The English courts’ approach
Such charges are often open to challenge. Where goods are held due to government lockdown, the parties should consider the contract terms carefully. Force majeure clauses may have been designed to relieve carriers of liability but can often benefit cargo owners in such circumstances.
English Courts have made it clear that where the commercial purpose of the contract is at an end, carriers cannot use container demurrage charges as a licence to indefinitely print money (MSC v Cottonex Anstalt ). However, if these charges are to be challenged or, better still, avoided as far as possible, it is best to identify the risks early on and manage the storage, disposal or further handling of the goods. All too often, cargo owners and forwarders avoid addressing the issue assuming that this is all the problem of the receiver - until the carriers start looking for alternative targets. By that stage, the charges have accrued to significant levels and, moreover, the carriers often have a legitimate argument that no-one would provide them with instructions.

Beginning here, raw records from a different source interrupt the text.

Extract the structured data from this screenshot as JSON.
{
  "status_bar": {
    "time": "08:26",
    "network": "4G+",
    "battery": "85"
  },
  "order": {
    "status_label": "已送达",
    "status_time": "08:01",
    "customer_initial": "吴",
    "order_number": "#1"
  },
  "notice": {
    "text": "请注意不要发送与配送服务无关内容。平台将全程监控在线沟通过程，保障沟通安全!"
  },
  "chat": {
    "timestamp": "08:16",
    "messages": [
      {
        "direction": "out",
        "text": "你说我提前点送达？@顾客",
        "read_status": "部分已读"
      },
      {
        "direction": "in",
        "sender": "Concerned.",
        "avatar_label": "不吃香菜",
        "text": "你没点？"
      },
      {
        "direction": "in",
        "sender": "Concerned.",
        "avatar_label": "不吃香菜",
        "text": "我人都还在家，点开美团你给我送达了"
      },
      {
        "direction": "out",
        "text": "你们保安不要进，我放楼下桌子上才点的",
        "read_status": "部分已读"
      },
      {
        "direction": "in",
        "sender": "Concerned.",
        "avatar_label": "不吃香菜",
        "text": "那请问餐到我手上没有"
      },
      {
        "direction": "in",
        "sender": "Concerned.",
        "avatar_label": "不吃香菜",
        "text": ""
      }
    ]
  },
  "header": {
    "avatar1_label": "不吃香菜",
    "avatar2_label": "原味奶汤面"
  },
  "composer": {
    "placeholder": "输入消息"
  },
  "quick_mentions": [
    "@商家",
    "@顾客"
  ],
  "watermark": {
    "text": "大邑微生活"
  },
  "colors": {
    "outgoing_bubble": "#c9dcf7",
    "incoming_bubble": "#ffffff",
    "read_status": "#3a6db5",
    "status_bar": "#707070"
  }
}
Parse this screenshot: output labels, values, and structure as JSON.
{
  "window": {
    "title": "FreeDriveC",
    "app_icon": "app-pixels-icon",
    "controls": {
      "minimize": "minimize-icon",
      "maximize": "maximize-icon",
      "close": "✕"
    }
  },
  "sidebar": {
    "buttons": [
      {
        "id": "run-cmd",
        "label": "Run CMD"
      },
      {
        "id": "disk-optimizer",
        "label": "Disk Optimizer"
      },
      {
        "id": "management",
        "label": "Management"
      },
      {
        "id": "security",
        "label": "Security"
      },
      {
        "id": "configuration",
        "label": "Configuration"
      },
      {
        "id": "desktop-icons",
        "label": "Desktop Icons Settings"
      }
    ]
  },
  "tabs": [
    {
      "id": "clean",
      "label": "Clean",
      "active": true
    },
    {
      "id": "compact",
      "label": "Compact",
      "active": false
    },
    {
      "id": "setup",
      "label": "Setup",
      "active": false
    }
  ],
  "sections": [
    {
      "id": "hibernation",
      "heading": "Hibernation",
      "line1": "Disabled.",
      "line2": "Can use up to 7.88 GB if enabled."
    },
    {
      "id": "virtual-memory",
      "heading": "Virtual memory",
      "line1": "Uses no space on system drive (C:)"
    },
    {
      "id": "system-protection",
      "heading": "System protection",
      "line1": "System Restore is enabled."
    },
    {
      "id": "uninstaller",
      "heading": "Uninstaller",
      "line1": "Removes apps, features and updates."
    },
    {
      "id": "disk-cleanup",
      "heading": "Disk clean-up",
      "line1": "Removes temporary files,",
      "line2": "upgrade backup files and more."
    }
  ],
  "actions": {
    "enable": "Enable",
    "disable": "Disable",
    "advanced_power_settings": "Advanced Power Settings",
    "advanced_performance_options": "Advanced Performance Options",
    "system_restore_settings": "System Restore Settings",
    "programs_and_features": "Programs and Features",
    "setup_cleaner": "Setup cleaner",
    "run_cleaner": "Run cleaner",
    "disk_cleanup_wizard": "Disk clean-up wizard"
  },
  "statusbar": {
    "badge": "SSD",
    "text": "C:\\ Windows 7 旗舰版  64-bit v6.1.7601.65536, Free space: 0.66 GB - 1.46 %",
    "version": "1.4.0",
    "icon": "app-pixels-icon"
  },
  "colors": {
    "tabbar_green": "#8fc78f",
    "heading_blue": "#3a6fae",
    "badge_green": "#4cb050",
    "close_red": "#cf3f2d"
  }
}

Forwarders cannot necessarily assume that such increased costs will be covered by their liability policies. Such commercial operational costs are not necessarily the sort of liability picked up by a freight liability policy. insurers will argue that they do not cover increased costs of operating - such costs are part of the commercial risk taken by the forwarder.
Managing the problem
As recognised in the first instalment, it is not possible to completely avoid the risks of cargo becoming clogged up in the supply chain. However, it is possible to monitor the position and manage such risks. For example, storing goods on a quayside in a container is a pretty expensive way to deal with a hold-up in the supply chain!
Forwarders need to be proactive in their management of cargo throughout the logistics chain. It is not enough to load the cargo on a vessel and assume that it will all go smoothly from there. If the consignee doesn’t collect the cargo and it remains within the supply chain, this may still be within the forwarders’ contractual responsibility. Even if the forwarder does have a potential right of recourse under its lien or against the original shipper of the goods, such rights can be difficult and expensive to enforce. Moreover, they are sometimes of limited practical benefit.
Forwarders will often have an obligation to inform their customer of problems encountered in the supply chain and if they do not do so, they may be faced with many of the charges incurred. This obligation is best discharged before the costs are incurred and before they exceed the value of the cargo concerned. Furthermore, as the party with the logistics expertise, forwarders may also have an obligation to manage and mitigate the losses arising from such situations. Forwarders may well find that they are the target for any outstanding charges and they may have difficulty passing these on.